Personally, I was not too convinced that interaction and contract tests could fully replace the need for integrated tests against real external systems. There would always be unexpected surprises lurking in system configuration, and some behaviour could not be adequately captured by the abstracted interface. Furthermore, in dynamically typed languages, it would be much harder to enforce that the stub fully implemented the public interface.

Designing and Implementing RESTful Application Protocols :- Ian Robinson



Ian walked us through an example from his new book, REST in Practice, to illustrate the interactions of a client program ordering coffee beans from a coffee supplier via a RESTful interface.

The client first asked the server for a list of allowed operations. After that, it requested a quote of available product prices. It then placed an order by resubmitting all the pricing data it had previously received back to the server. In this way, the client could maintain conversation state over a stateless protocol. A checksum of the data was used to prevent price tampering by the client. Finally, the server immediately returned a HTTP 202 response, before kicking off the long-running order fulfillment process asynchronously.

Ian explained several basic concepts such as the use of media types, link relations and XForms in driving the process flow.

I found Ian's talk to be clear and concise, therefore I'm putting his book on my wish-list.

Most interesting talks



Exploring NoSQL :- Erik Meijer


This talk started a bit a slowly with an (mostly unecessary) explanation of how an object graph was represented in memory using pointers. This type of representation was embodied by noSQL, whereas SQL embodied a fully normalized relational view of data.

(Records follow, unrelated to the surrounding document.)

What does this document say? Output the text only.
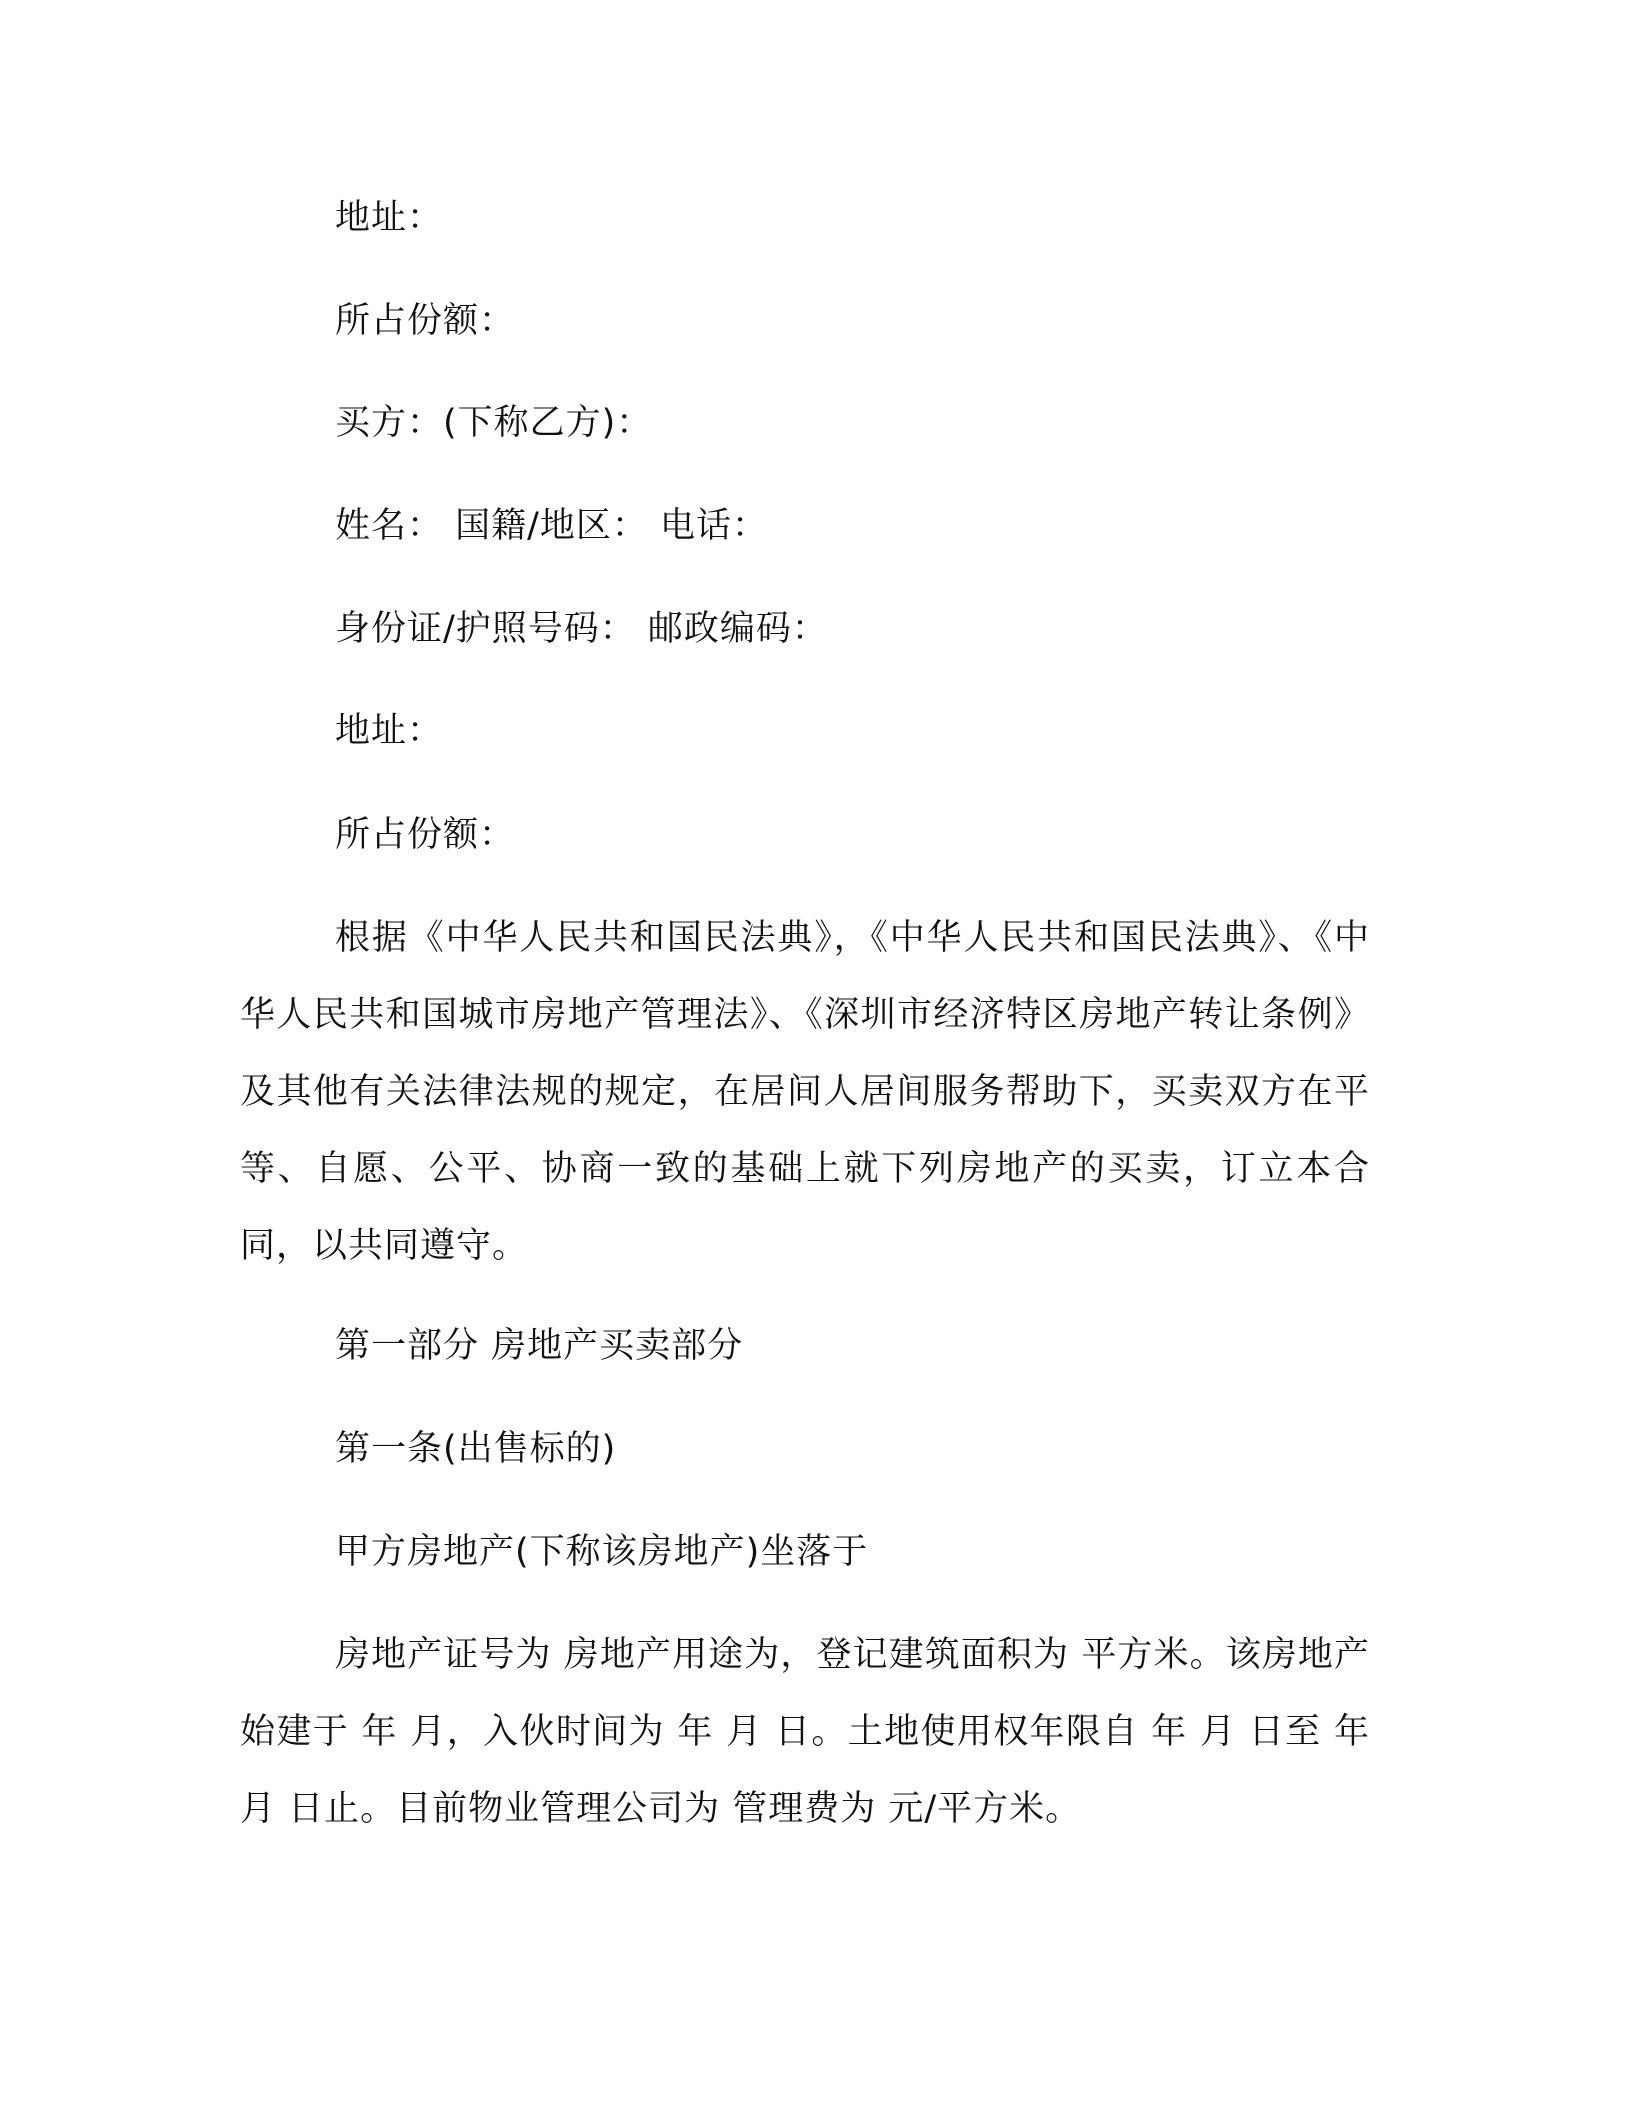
地址：
所占份额：
买方：(下称乙方)：
姓名： 国籍/地区： 电话：
身份证/护照号码： 邮政编码：
地址：
所占份额：

根据《中华人民共和国民法典》，《中华人民共和国民法典》、《中华人民共和国城市房地产管理法》、《深圳市经济特区房地产转让条例》及其他有关法律法规的规定，在居间人居间服务帮助下，买卖双方在平等、自愿、公平、协商一致的基础上就下列房地产的买卖，订立本合同，以共同遵守。

第一部分 房地产买卖部分
第一条(出售标的)
甲方房地产(下称该房地产)坐落于

房地产证号为 房地产用途为，登记建筑面积为 平方米。该房地产始建于 年 月，入伙时间为 年 月 日。土地使用权年限自 年 月 日至 年 月 日止。目前物业管理公司为 管理费为 元/平方米。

Things became interesting when Erik started describing Category Theory. Erik reasoned that because the direction of parent-child relationships was reversed between SQL and noSQL, they were duals of each other according to Category Theory. In other words, noSQL was actually "coSQL", i.e. for any statement that was true of SQL, the dual-statement (opposite meaning) would hold true for noSQL. Some examples of this duality were:




SQLnoSQL
The identity is embodied in the row, i.e. primary key (extensional)Identity of an object depended on other objects in the environment (intensional)
Closed-world view of dataOpen-world view of data
Synchronous operationsAsynchronous operations


A very interesting concept indeed. Furthermore, this talk had the most obscure slide ever...

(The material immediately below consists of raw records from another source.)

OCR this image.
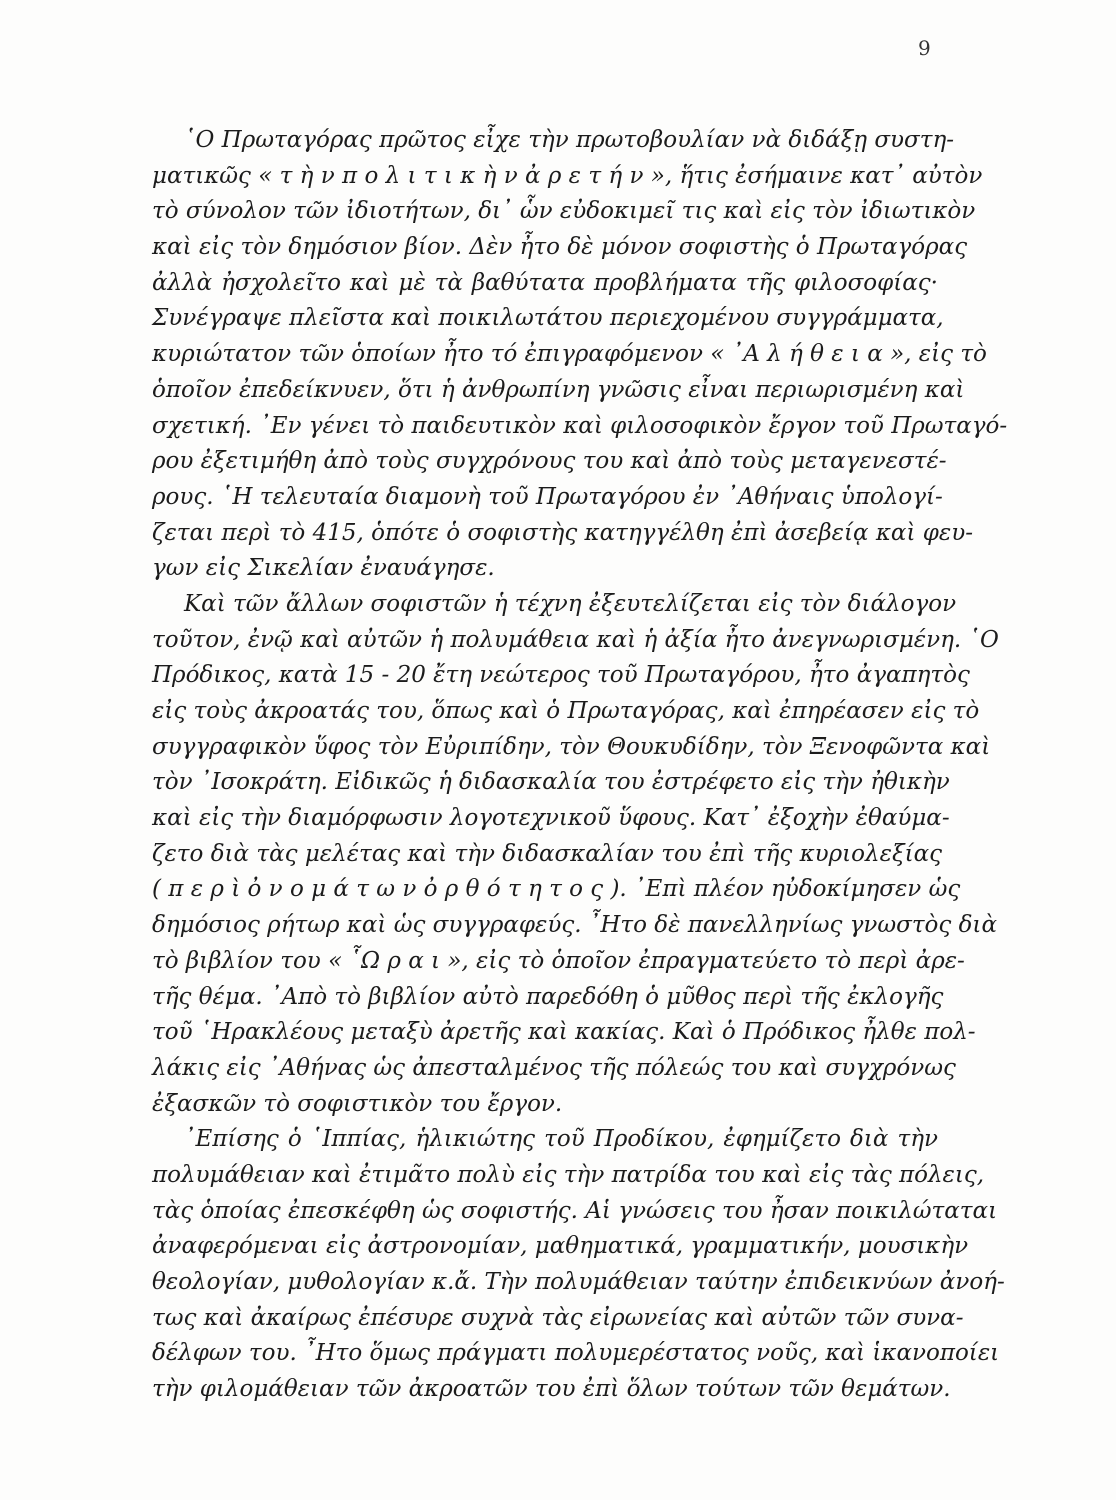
9
῾Ο Πρωταγόρας πρῶτος εἶχε τὴν πρωτοβουλίαν νὰ διδάξῃ συστη-
ματικῶς « τ ὴ ν π ο λ ι τ ι κ ὴ ν ἀ ρ ε τ ή ν », ἥτις ἐσήμαινε κατ᾽ αὐτὸν
τὸ σύνολον τῶν ἰδιοτήτων, δι᾽ ὧν εὐδοκιμεῖ τις καὶ εἰς τὸν ἰδιωτικὸν
καὶ εἰς τὸν δημόσιον βίον. Δὲν ἦτο δὲ μόνον σοφιστὴς ὁ Πρωταγόρας
ἀλλὰ ἠσχολεῖτο καὶ μὲ τὰ βαθύτατα προβλήματα τῆς φιλοσοφίας·
Συνέγραψε πλεῖστα καὶ ποικιλωτάτου περιεχομένου συγγράμματα,
κυριώτατον τῶν ὁποίων ἦτο τό ἐπιγραφόμενον « ᾿Α λ ή θ ε ι α », εἰς τὸ
ὁποῖον ἐπεδείκνυεν, ὅτι ἡ ἀνθρωπίνη γνῶσις εἶναι περιωρισμένη καὶ
σχετική. ᾿Εν γένει τὸ παιδευτικὸν καὶ φιλοσοφικὸν ἔργον τοῦ Πρωταγό-
ρου ἐξετιμήθη ἀπὸ τοὺς συγχρόνους του καὶ ἀπὸ τοὺς μεταγενεστέ-
ρους. ῾Η τελευταία διαμονὴ τοῦ Πρωταγόρου ἐν ᾿Αθήναις ὑπολογί-
ζεται περὶ τὸ 415, ὁπότε ὁ σοφιστὴς κατηγγέλθη ἐπὶ ἀσεβείᾳ καὶ φευ-
γων εἰς Σικελίαν ἐναυάγησε.
Καὶ τῶν ἄλλων σοφιστῶν ἡ τέχνη ἐξευτελίζεται εἰς τὸν διάλογον
τοῦτον, ἐνῷ καὶ αὐτῶν ἡ πολυμάθεια καὶ ἡ ἀξία ἦτο ἀνεγνωρισμένη. ῾Ο
Πρόδικος, κατὰ 15 - 20 ἔτη νεώτερος τοῦ Πρωταγόρου, ἦτο ἀγαπητὸς
εἰς τοὺς ἀκροατάς του, ὅπως καὶ ὁ Πρωταγόρας, καὶ ἐπηρέασεν εἰς τὸ
συγγραφικὸν ὕφος τὸν Εὐριπίδην, τὸν Θουκυδίδην, τὸν Ξενοφῶντα καὶ
τὸν ᾿Ισοκράτη. Εἰδικῶς ἡ διδασκαλία του ἐστρέφετο εἰς τὴν ἠθικὴν
καὶ εἰς τὴν διαμόρφωσιν λογοτεχνικοῦ ὕφους. Κατ᾽ ἐξοχὴν ἐθαύμα-
ζετο διὰ τὰς μελέτας καὶ τὴν διδασκαλίαν του ἐπὶ τῆς κυριολεξίας
( π ε ρ ὶ ὀ ν ο μ ά τ ω ν ὀ ρ θ ό τ η τ ο ς ). ᾿Επὶ πλέον ηὐδοκίμησεν ὡς
δημόσιος ρήτωρ καὶ ὡς συγγραφεύς. ῏Ητο δὲ πανελληνίως γνωστὸς διὰ
τὸ βιβλίον του « ῟Ω ρ α ι », εἰς τὸ ὁποῖον ἐπραγματεύετο τὸ περὶ ἀρε-
τῆς θέμα. ᾿Απὸ τὸ βιβλίον αὐτὸ παρεδόθη ὁ μῦθος περὶ τῆς ἐκλογῆς
τοῦ ῾Ηρακλέους μεταξὺ ἀρετῆς καὶ κακίας. Καὶ ὁ Πρόδικος ἦλθε πολ-
λάκις εἰς ᾿Αθήνας ὡς ἀπεσταλμένος τῆς πόλεώς του καὶ συγχρόνως
ἐξασκῶν τὸ σοφιστικὸν του ἔργον.
᾿Επίσης ὁ ῾Ιππίας, ἡλικιώτης τοῦ Προδίκου, ἐφημίζετο διὰ τὴν
πολυμάθειαν καὶ ἐτιμᾶτο πολὺ εἰς τὴν πατρίδα του καὶ εἰς τὰς πόλεις,
τὰς ὁποίας ἐπεσκέφθη ὡς σοφιστής. Αἱ γνώσεις του ἦσαν ποικιλώταται
ἀναφερόμεναι εἰς ἀστρονομίαν, μαθηματικά, γραμματικήν, μουσικὴν
θεολογίαν, μυθολογίαν κ.ἄ. Τὴν πολυμάθειαν ταύτην ἐπιδεικνύων ἀνοή-
τως καὶ ἀκαίρως ἐπέσυρε συχνὰ τὰς εἰρωνείας καὶ αὐτῶν τῶν συνα-
δέλφων του. ῏Ητο ὅμως πράγματι πολυμερέστατος νοῦς, καὶ ἱκανοποίει
τὴν φιλομάθειαν τῶν ἀκροατῶν του ἐπὶ ὅλων τούτων τῶν θεμάτων.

Computational Information Design :- Ben Fry


This talk was worth attending just for the visual candy itself. Ben talked about data visualization using his Processing programming language (IMO really a DSL over Java 2D/3D). Some of the examples shown were really amazing, such as:
  • Mapping the program flow in old cartridge-based video games
  • Tracking changes to six editions of Charles Darwin's work
  • Comparing the human genome with other mammals



Ben then introduced Processing.js that allowed code written in Processing to be run on any HTML5 compatible browser. People could simply go to sketch.processing.org to write and run Processing code all within a Web browser. What was even more exciting was a port of the Processing runtime to Android, which meant I could run Processing programs on my smartphone. Super cool!


Workshop


For me, the best part of the conference was the iPhone workshop. Having done some Android development, I was eager to see how things worked on the iPhone side. In this half-day workshop, I learned some basic syntax of Objective-C, basic usage of xcode IDE, some iPhone frameworks, and finally put together a simple iPhone application. My verdict of Objective-C :- dynamic typing and late binding were nice, but the extremely verbose syntax really sucked. I guess I'll stick with Android for now.